Task: Implement user authentication API
Repo: https://github.com/myorg/api-server.git
Language: Python

Task: Fix memory leak in session handler
Repo: https://github.com/myorg/web-app.git
Language: JavaScript

Complex Requests

Build a React component that displays a todo list with add/remove functionality. 
Include proper TypeScript types and basic styling.

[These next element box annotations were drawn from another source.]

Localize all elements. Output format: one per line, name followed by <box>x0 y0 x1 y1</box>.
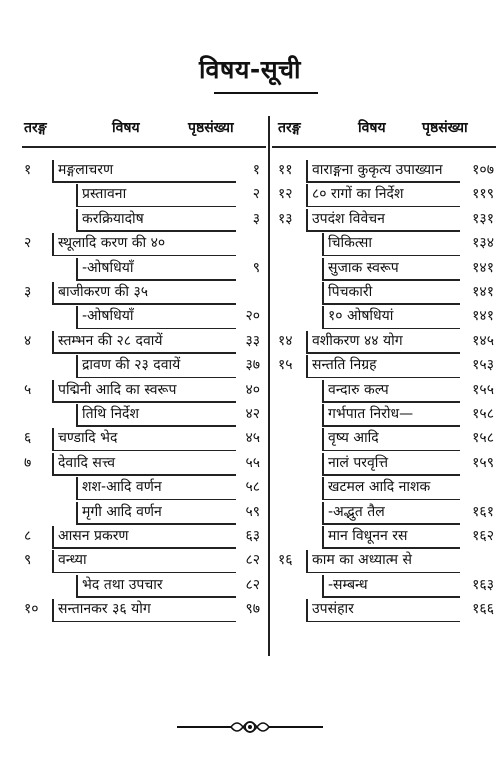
column-divider <box>268 116 270 656</box>
entry-vrule <box>76 209 78 231</box>
entry-vrule <box>76 502 78 524</box>
toc-entry <box>272 524 496 548</box>
toc-entry <box>22 231 266 255</box>
entry-vrule <box>76 306 78 328</box>
entry-page: १६६ <box>472 601 494 618</box>
entry-topic: वाराङ्गना कुकृत्य उपाख्यान <box>312 162 443 178</box>
entry-page: १४१ <box>472 284 494 300</box>
entry-topic: भेद तथा उपचार <box>82 576 163 593</box>
entry-topic: चण्डादि भेद <box>58 430 118 447</box>
entry-vrule <box>52 160 54 182</box>
entry-page: १६२ <box>472 528 494 544</box>
entry-topic: -सम्बन्ध <box>328 576 368 593</box>
entry-vrule <box>306 184 308 206</box>
toc-right-column <box>272 118 496 658</box>
toc-entry <box>22 597 266 621</box>
toc-entry <box>22 451 266 475</box>
header-page: पृष्ठसंख्या <box>188 120 234 136</box>
entry-page: १५५ <box>472 381 494 398</box>
toc-entry <box>272 500 496 524</box>
entry-page: १४१ <box>472 308 494 325</box>
entry-topic: तिथि निर्देश <box>82 406 139 422</box>
entry-number: ३ <box>24 284 32 300</box>
entry-topic: बाजीकरण की ३५ <box>58 284 149 300</box>
entry-topic: सुजाक स्वरूप <box>328 259 399 276</box>
toc-entry <box>22 573 266 597</box>
entry-number: ४ <box>24 332 32 349</box>
entry-page: १५८ <box>472 406 494 422</box>
entry-vrule <box>322 477 324 499</box>
header-page: पृष्ठसंख्या <box>422 120 468 136</box>
toc-entry <box>272 426 496 450</box>
entry-page: १ <box>252 162 260 178</box>
entry-page: २ <box>252 186 260 203</box>
toc-entry <box>272 402 496 426</box>
entry-vrule <box>322 282 324 304</box>
entry-vrule <box>76 477 78 499</box>
entry-number: १२ <box>278 186 293 203</box>
entry-topic: स्तम्भन की २८ दवायें <box>58 332 163 349</box>
entry-topic: द्रावण की २३ दवायें <box>82 357 181 374</box>
entry-vrule <box>52 599 54 621</box>
entry-vrule <box>52 331 54 353</box>
entry-vrule <box>52 282 54 304</box>
entry-topic: ८० रागों का निर्देश <box>312 186 404 203</box>
entry-vrule <box>322 502 324 524</box>
entry-page: ३३ <box>245 332 260 349</box>
entry-topic: प्रस्तावना <box>82 186 127 203</box>
entry-page: ६३ <box>245 528 260 544</box>
entry-page: १६३ <box>472 576 494 593</box>
entry-vrule <box>76 258 78 280</box>
entry-number: ७ <box>24 454 32 471</box>
toc-entry <box>22 378 266 402</box>
entry-vrule <box>322 453 324 475</box>
entry-page: ८२ <box>245 576 260 593</box>
entry-page: ९७ <box>245 601 260 618</box>
entry-topic: -अद्भुत तैल <box>328 503 385 520</box>
toc-entry <box>22 182 266 206</box>
entry-page: १५३ <box>472 357 494 374</box>
entry-topic: देवादि सत्त्व <box>58 454 116 471</box>
entry-page: १३१ <box>472 210 494 227</box>
entry-vrule <box>306 355 308 377</box>
page-title: विषय-सूची <box>199 55 301 84</box>
toc-entry <box>22 158 266 182</box>
toc-entry <box>272 378 496 402</box>
header-num: तरङ्ग <box>24 120 47 136</box>
entry-vrule <box>52 526 54 548</box>
entry-topic: वन्दारु कल्प <box>328 381 389 398</box>
entry-page: ९ <box>252 259 260 276</box>
entry-page: ४० <box>245 381 260 398</box>
header-topic: विषय <box>358 120 386 136</box>
ornament-divider <box>175 715 325 739</box>
entry-rule <box>52 621 236 623</box>
entry-vrule <box>306 550 308 572</box>
title-underline <box>214 92 318 94</box>
entry-topic: शश-आदि वर्णन <box>82 479 162 496</box>
header-num: तरङ्ग <box>278 120 301 136</box>
entry-number: ९ <box>24 552 32 569</box>
entry-vrule <box>52 428 54 450</box>
entry-number: १५ <box>278 357 293 374</box>
toc-entry <box>22 548 266 572</box>
toc-entry <box>272 304 496 328</box>
toc-left-column <box>22 118 266 658</box>
entry-topic: -ओषधियाँ <box>82 259 134 276</box>
entry-vrule <box>306 331 308 353</box>
entry-number: २ <box>24 235 32 252</box>
entry-vrule <box>306 599 308 621</box>
entry-page: ३७ <box>245 357 260 374</box>
entry-rule <box>306 621 460 623</box>
entry-topic: आसन प्रकरण <box>58 528 129 544</box>
entry-page: ११९ <box>472 186 494 203</box>
entry-vrule <box>52 453 54 475</box>
entry-page: ५८ <box>245 479 260 496</box>
toc-entry <box>272 231 496 255</box>
entry-page: ८२ <box>245 552 260 569</box>
toc-entry <box>272 280 496 304</box>
toc-entry <box>22 475 266 499</box>
entry-topic: वृष्य आदि <box>328 430 379 447</box>
entry-page: १६१ <box>472 503 494 520</box>
toc-entry <box>272 451 496 475</box>
entry-number: ५ <box>24 381 32 398</box>
entry-vrule <box>322 575 324 597</box>
entry-vrule <box>322 233 324 255</box>
entry-topic: काम का अध्यात्म से <box>312 552 412 569</box>
toc-entry <box>22 329 266 353</box>
entry-topic: स्थूलादि करण की ४० <box>58 235 166 252</box>
toc-entry <box>22 353 266 377</box>
toc-entry <box>22 500 266 524</box>
entry-topic: वशीकरण ४४ योग <box>312 332 403 349</box>
entry-topic: -ओषधियाँ <box>82 308 134 325</box>
entry-topic: नालं परवृत्ति <box>328 454 389 471</box>
toc-entry <box>22 256 266 280</box>
entry-number: १० <box>24 601 39 618</box>
entry-page: ४२ <box>245 406 260 422</box>
entry-vrule <box>322 306 324 328</box>
entry-topic: चिकित्सा <box>328 235 372 252</box>
toc-entry <box>22 207 266 231</box>
entry-vrule <box>76 404 78 426</box>
entry-page: १५८ <box>472 430 494 447</box>
entry-vrule <box>52 380 54 402</box>
toc-entry <box>22 426 266 450</box>
entry-page: ४५ <box>245 430 260 447</box>
entry-vrule <box>322 404 324 426</box>
entry-topic: मान विधूनन रस <box>328 528 408 544</box>
entry-number: १४ <box>278 332 293 349</box>
toc-entry <box>22 304 266 328</box>
entry-topic: उपसंहार <box>312 601 354 618</box>
entry-vrule <box>306 160 308 182</box>
entry-topic: १० ओषधियां <box>328 308 394 325</box>
header-topic: विषय <box>112 120 140 136</box>
entry-vrule <box>322 380 324 402</box>
entry-page: ५९ <box>245 503 260 520</box>
entry-page: १४५ <box>472 332 494 349</box>
entry-number: ६ <box>24 430 32 447</box>
entry-vrule <box>322 526 324 548</box>
entry-topic: पद्मिनी आदि का स्वरूप <box>58 381 177 398</box>
entry-vrule <box>76 355 78 377</box>
entry-topic: मृगी आदि वर्णन <box>82 503 162 520</box>
entry-vrule <box>322 428 324 450</box>
toc-entry <box>22 280 266 304</box>
toc-entry <box>272 256 496 280</box>
entry-topic: पिचकारी <box>328 284 373 300</box>
entry-page: २० <box>245 308 260 325</box>
entry-page: ५५ <box>245 454 260 471</box>
entry-vrule <box>52 550 54 572</box>
entry-vrule <box>52 233 54 255</box>
entry-page: १५९ <box>472 454 494 471</box>
header-rule <box>22 146 266 148</box>
toc-entry <box>22 402 266 426</box>
toc-entry <box>272 475 496 499</box>
entry-page: ३ <box>252 210 260 227</box>
toc-entry <box>272 573 496 597</box>
entry-number: १ <box>24 162 32 178</box>
entry-number: ११ <box>278 162 293 178</box>
entry-vrule <box>306 209 308 231</box>
header-rule <box>272 146 496 148</box>
entry-topic: मङ्गलाचरण <box>58 162 114 178</box>
entry-page: १४१ <box>472 259 494 276</box>
entry-topic: गर्भपात निरोध— <box>328 406 414 422</box>
toc-entry <box>22 524 266 548</box>
entry-number: १६ <box>278 552 293 569</box>
entry-topic: करक्रियादोष <box>82 210 144 227</box>
entry-topic: सन्तानकर ३६ योग <box>58 601 151 618</box>
entry-number: १३ <box>278 210 293 227</box>
entry-topic: वन्ध्या <box>58 552 87 569</box>
entry-vrule <box>322 258 324 280</box>
entry-page: १०७ <box>472 162 494 178</box>
entry-vrule <box>76 184 78 206</box>
entry-number: ८ <box>24 528 32 544</box>
entry-topic: सन्तति निग्रह <box>312 357 377 374</box>
entry-topic: उपदंश विवेचन <box>312 210 385 227</box>
entry-topic: खटमल आदि नाशक <box>328 479 431 496</box>
entry-page: १३४ <box>472 235 494 252</box>
entry-vrule <box>76 575 78 597</box>
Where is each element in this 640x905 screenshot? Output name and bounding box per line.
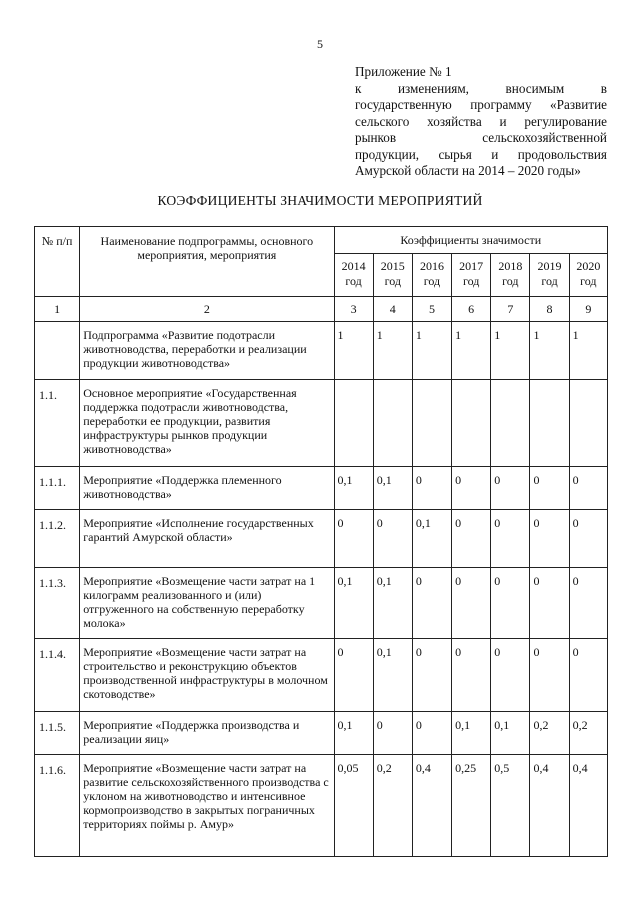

Make it responsive and 
add unit tests using Jest.

🔄 Workflow Flow

  1. Chat Input → User sends message via chat interface
  2. Parse Request → Extract task details, repo, language
  3. LLM Validation → Validate and enhance task description
  4. Create Bzzz Request → Format for Bzzz API
  5. Submit to Bzzz → Send to chat API handler
  6. Sandbox Execution → Execute in isolated Docker container
  7. Collect Results → Gather code artifacts and logs
  8. Return to Chat → Send formatted results back

📊 API Reference

POST /bzzz/api/execute-task

Request:

{
  "method": "execute_task_in_sandbox",
  "task": {
    "task_id": 1001,
    "title": "Create hello world function",
    "description": "Create a simple Python function that prints hello world",
    "repository": {"owner": "test", "repository": "demo"},
    "git_url": "",
    "task_type": "development"
  },
  "execution_options": {
    "sandbox_image": "registry.home.deepblack.cloud/tony/bzzz-sandbox:latest",
    "timeout": "300s",
    "max_iterations": 5,
    "cleanup_on_complete": true
  },
  "callback": {
    "webhook_url": "https://n8n.home.deepblack.cloud/webhook/bzzz-result/1001",
    "include_artifacts": true
  }
}

Response:

{
  "task_id": 1001,
  "status": "accepted",
  "message": "Task accepted for execution"
}

Callback (Async):

{
  "task_id": 1001,
  "status": "success",
  "execution_time": "45.2s",
  "artifacts": {
    "files_created": [
      {
        "name": "hello.py",
        "size": 156,
        "content": "def hello_world():\n    print('Hello, World!')\n\nif __name__ == '__main__':\n    hello_world()",
        "language": "python"
      }
    ],
    "code_generated": "def hello_world():\n    print('Hello, World!')",
    "language": "python"
  },
  "execution_log": [
    {
      "step": 1,
      "action": "Starting task execution",
      "success": true,
      "timestamp": "2025-01-17T10:30:00Z"
    },
    {
      "step": 2,
      "action": "Created sandbox",
      "result": "Sandbox ID: abc123def456",
      "success": true,
      "timestamp": "2025-01-17T10:30:05Z"
    }
  ]
}

This chat integration provides a seamless bridge between natural language requests and actual code execution, making Bzzz agents accessible through familiar chat interfaces!